- Location of Azuay Province in Ecuador.
- Guachapala Canton in Azuay Province
- Coordinates: 2°46′08″S 78°42′32″W﻿ / ﻿2.769°S 78.709°W
- Country: Ecuador
- Province: Azuay Province
- Time zone: UTC-5 (ECT)

= Guachapala Canton =

Guachapala is a canton in the province of Azuay, Ecuador, was created in the presidency of the Architect Sixto Durán Ballén according to the Supplement to Official Gazette No. 623 of January 31, 1995. According to the last census conducted by the INEC, its population is approximately 3409 people, is famous for the religious shrine of Lord Andacocha, so many tourists get religious.

==Demographics==
Ethnic groups as of the Ecuadorian census of 2010:
- Mestizo 95.6%
- White 2.4%
- Afro-Ecuadorian 1.6%
- Indigenous 0.3%
- Montubio 0.1%
- Other 0.0%

==History==
The idea that Guachapala, is elevated to Canton, goes back to the decade of the seventies, in which members of the vestry, together with the Directors of the Central School of the population. Has the first meeting for this purpose, agreeing find the main requirements to start this project.

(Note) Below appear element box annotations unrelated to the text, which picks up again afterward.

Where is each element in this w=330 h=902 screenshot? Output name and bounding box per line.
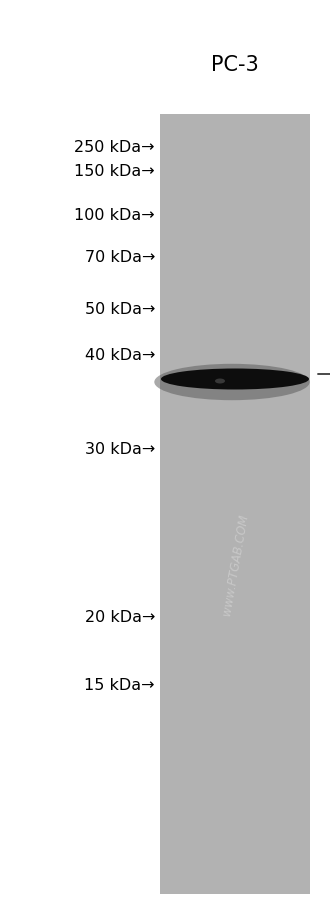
Ellipse shape (154, 364, 310, 400)
Text: 250 kDa→: 250 kDa→ (75, 141, 155, 155)
Text: 100 kDa→: 100 kDa→ (74, 207, 155, 222)
Bar (160, 115, 310, 894)
Text: 30 kDa→: 30 kDa→ (85, 442, 155, 457)
Text: 70 kDa→: 70 kDa→ (84, 250, 155, 265)
Text: 20 kDa→: 20 kDa→ (84, 610, 155, 625)
Text: 150 kDa→: 150 kDa→ (74, 164, 155, 179)
Text: 15 kDa→: 15 kDa→ (84, 676, 155, 692)
Ellipse shape (161, 369, 309, 390)
Text: PC-3: PC-3 (211, 55, 259, 75)
Text: www.PTGAB.COM: www.PTGAB.COM (220, 512, 250, 616)
Text: 50 kDa→: 50 kDa→ (84, 302, 155, 318)
Ellipse shape (215, 379, 225, 384)
Text: 40 kDa→: 40 kDa→ (84, 347, 155, 362)
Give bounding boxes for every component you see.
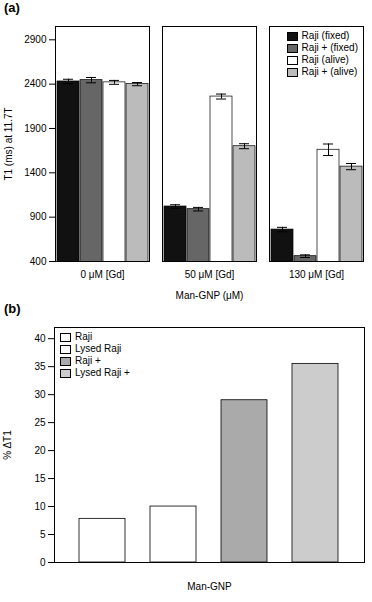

Subsequently, at the age of 90, knowing that the neighboring parishes of Bread and Sevilla de Oro, were promoting projects to National Congress of Ecuador (by that name at that time), for the category of Canton, Mr. Gilberto Castillo (a member of the Vestry of the time), enlist Bosco Abdon Orellana Castillo, which asks the Internal Boundary Commission of the Republic, CELIR, bases for the implementation of a project Cantonización, the same as are obtained with these documents Vestry decides to make a General Assembly on December 30, 1991, date in which people mostly attend who decided start the process, and is named for that Finally a committee "Pro-Cantonización", the same as a majority decision is chaired by Dr. Jaime Mayor Bosco Jerves Jerves and Orellana Castillo General Coordinate and vice-chairman.

He immediately appointed committees to prepare a monograph, a pro forma budget outline, which will show the ability of self-organization and how would the town, the population survey, the census of the inhabitants and hamlets; material that is collected and tabulated in the following months, can enter Guachapala Monograph together with the petition, the Honorable Provincial Council of Azuay, who subsequently received a favorable opinion by Crafts No. 2543, of June 1, 1992, with this approval refers to CELIR Project and the National Congress on 12 June 1992. Since then, it has been the hard work of the various committees formed, until the enactment of the act establishing the Guachapala Canton, in the Supplement to Official Gazette No. 623, of January 31, 1995. In the presidency of Sixto Duran Ballen Arq.

==Limits==
The canton Guachapala limited to:

North: With the Rio Paute which separates it from the parishes and Dugdug Tomebamba.

South: In Canton Gualaceo

This: With the Canton El Pan and Sevilla gold

West: With the Rio Paute and Canton Advertise

==Surface==
Guachapala has an area of 41.07 km2. Representing 2.12% of the surface of the north-eastern counties of the Azuay Province and 0.5% of the province so it is smaller in area.

==Climate==
In the canton Guachapala, warm temperate climate prevails for the influence of the Eastern Region. It has an average temperature of 17 degrees Celsius.

==Height==
Its location relative to sea level varies from 2,200 to 3,280 meters above sea level.

==Precipitation==
It has an average rainfall of 500 mm per year, with the months of April and October the most llubiosos and December and January the driest. There is a relative humidity of 83%. The water balance is between-200a +700 mm per year.

==Political Division==
The canton Guachapala has one urban parish, but is composed of the following villages, the principales are: Don Julo, Chaullayacu, Ñuñurco, Sacre, Guablid, Guásag, Andacocha, San Pedro, Chicti, Párig and Agllán.